What are Hard Faults per Second?

As anyone who has taken a look at the Task Manager and then into the Performance Monitor, one of the two key metrics “Hard Faults per Second” is an important one to consider. I´ve never been too familiar with this term so I finally decided to research what it really meant (the name has a connotation that the least the better you are).

Apparently Page faults are nowadays known in Windows as Hard faults. A page fault is when a memory address is no longer in the main memory and Windows needs to get it from the Hard drive rather than from the RAM. This is normal as usually computers use more memory than that which is physically available and it swaps the information around to the hard drive based on what it needs to access more often, etc. So a hard fault is simply the occurrence in which the OS has to access secondary memory to retrieve information (this obviously has a higher performance cost than if it was on main memory).

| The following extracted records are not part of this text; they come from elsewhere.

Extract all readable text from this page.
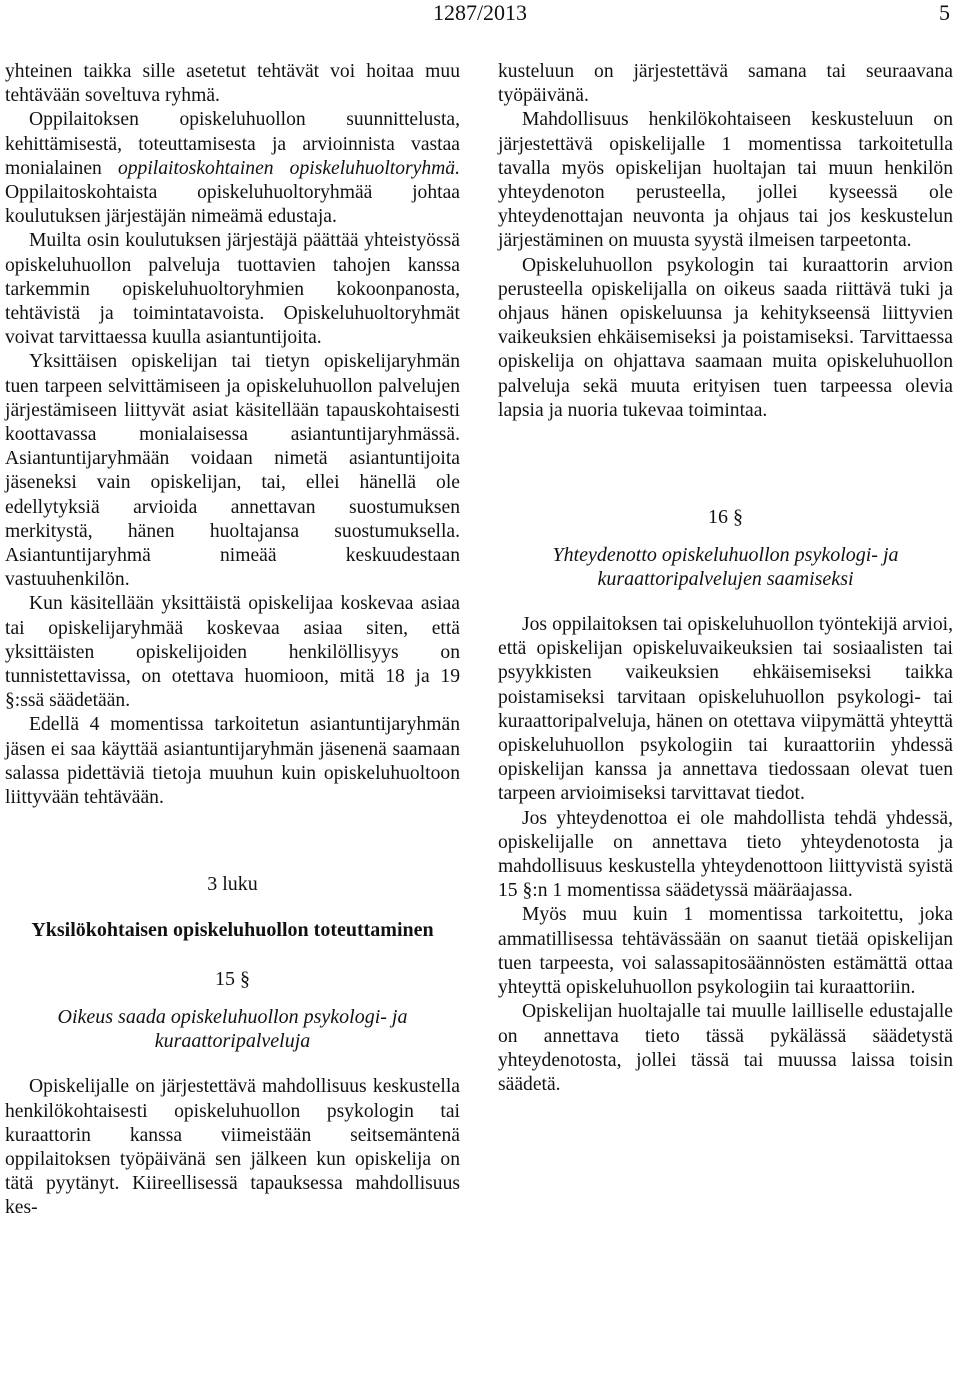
1287/2013	5

yhteinen taikka sille asetetut tehtävät voi hoitaa muu tehtävään soveltuva ryhmä.

Oppilaitoksen opiskeluhuollon suunnittelusta, kehittämisestä, toteuttamisesta ja arvioinnista vastaa monialainen oppilaitoskohtainen opiskeluhuoltoryhmä. Oppilaitoskohtaista opiskeluhuoltoryhmää johtaa koulutuksen järjestäjän nimeämä edustaja.

Muilta osin koulutuksen järjestäjä päättää yhteistyössä opiskeluhuollon palveluja tuottavien tahojen kanssa tarkemmin opiskeluhuoltoryhmien kokoonpanosta, tehtävistä ja toimintatavoista. Opiskeluhuoltoryhmät voivat tarvittaessa kuulla asiantuntijoita.

Yksittäisen opiskelijan tai tietyn opiskelijaryhmän tuen tarpeen selvittämiseen ja opiskeluhuollon palvelujen järjestämiseen liittyvät asiat käsitellään tapauskohtaisesti koottavassa monialaisessa asiantuntijaryhmässä. Asiantuntijaryhmään voidaan nimetä asiantuntijoita jäseneksi vain opiskelijan, tai, ellei hänellä ole edellytyksiä arvioida annettavan suostumuksen merkitystä, hänen huoltajansa suostumuksella. Asiantuntijaryhmä nimeää keskuudestaan vastuuhenkilön.

Kun käsitellään yksittäistä opiskelijaa koskevaa asiaa tai opiskelijaryhmää koskevaa asiaa siten, että yksittäisten opiskelijoiden henkilöllisyys on tunnistettavissa, on otettava huomioon, mitä 18 ja 19 §:ssä säädetään.

Edellä 4 momentissa tarkoitetun asiantuntijaryhmän jäsen ei saa käyttää asiantuntijaryhmän jäsenenä saamaan salassa pidettäviä tietoja muuhun kuin opiskeluhuoltoon liittyvään tehtävään.

3 luku
Yksilökohtaisen opiskeluhuollon toteuttaminen
15 §
Oikeus saada opiskeluhuollon psykologi- ja kuraattoripalveluja

Opiskelijalle on järjestettävä mahdollisuus keskustella henkilökohtaisesti opiskeluhuollon psykologin tai kuraattorin kanssa viimeistään seitsemäntenä oppilaitoksen työpäivänä sen jälkeen kun opiskelija on tätä pyytänyt. Kiireellisessä tapauksessa mahdollisuus kes-

kusteluun on järjestettävä samana tai seuraavana työpäivänä.

Mahdollisuus henkilökohtaiseen keskusteluun on järjestettävä opiskelijalle 1 momentissa tarkoitetulla tavalla myös opiskelijan huoltajan tai muun henkilön yhteydenoton perusteella, jollei kyseessä ole yhteydenottajan neuvonta ja ohjaus tai jos keskustelun järjestäminen on muusta syystä ilmeisen tarpeetonta.

Opiskeluhuollon psykologin tai kuraattorin arvion perusteella opiskelijalla on oikeus saada riittävä tuki ja ohjaus hänen opiskeluunsa ja kehitykseensä liittyvien vaikeuksien ehkäisemiseksi ja poistamiseksi. Tarvittaessa opiskelija on ohjattava saamaan muita opiskeluhuollon palveluja sekä muuta erityisen tuen tarpeessa olevia lapsia ja nuoria tukevaa toimintaa.

16 §
Yhteydenotto opiskeluhuollon psykologi- ja kuraattoripalvelujen saamiseksi

Jos oppilaitoksen tai opiskeluhuollon työntekijä arvioi, että opiskelijan opiskeluvaikeuksien tai sosiaalisten tai psyykkisten vaikeuksien ehkäisemiseksi taikka poistamiseksi tarvitaan opiskeluhuollon psykologi- tai kuraattoripalveluja, hänen on otettava viipymättä yhteyttä opiskeluhuollon psykologiin tai kuraattoriin yhdessä opiskelijan kanssa ja annettava tiedossaan olevat tuen tarpeen arvioimiseksi tarvittavat tiedot.

Jos yhteydenottoa ei ole mahdollista tehdä yhdessä, opiskelijalle on annettava tieto yhteydenotosta ja mahdollisuus keskustella yhteydenottoon liittyvistä syistä 15 §:n 1 momentissa säädetyssä määräajassa.

Myös muu kuin 1 momentissa tarkoitettu, joka ammatillisessa tehtävässään on saanut tietää opiskelijan tuen tarpeesta, voi salassapitosäännösten estämättä ottaa yhteyttä opiskeluhuollon psykologiin tai kuraattoriin.

Opiskelijan huoltajalle tai muulle lailliselle edustajalle on annettava tieto tässä pykälässä säädetystä yhteydenotosta, jollei tässä tai muussa laissa toisin säädetä.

I have no idea what amount of hard faults start being considered a performance concern. Obviously if you are looking for good performance you want to have 0 hard faults per second as much as possible. This is usually the case when you have a decent % of RAM left available. You can opt for limiting the amount of RAM being used by applications that allow it or physically adding more. As one would suspect, a computer with plenty of RAM will generally exhibit no page faults. A way to possibly measure the performance impact this page faults are having on your computer is to take a look at the performance monitor. There if you observe the hard drive section, take a look to see how much activity the page file is generating. If this one is one of your most read/write files consistently then you have a potentially considerable benefit of upgrading your RAM. In my case because of the heavy hard drive use by the applications I strive to maintain enough RAM to avoid page faults.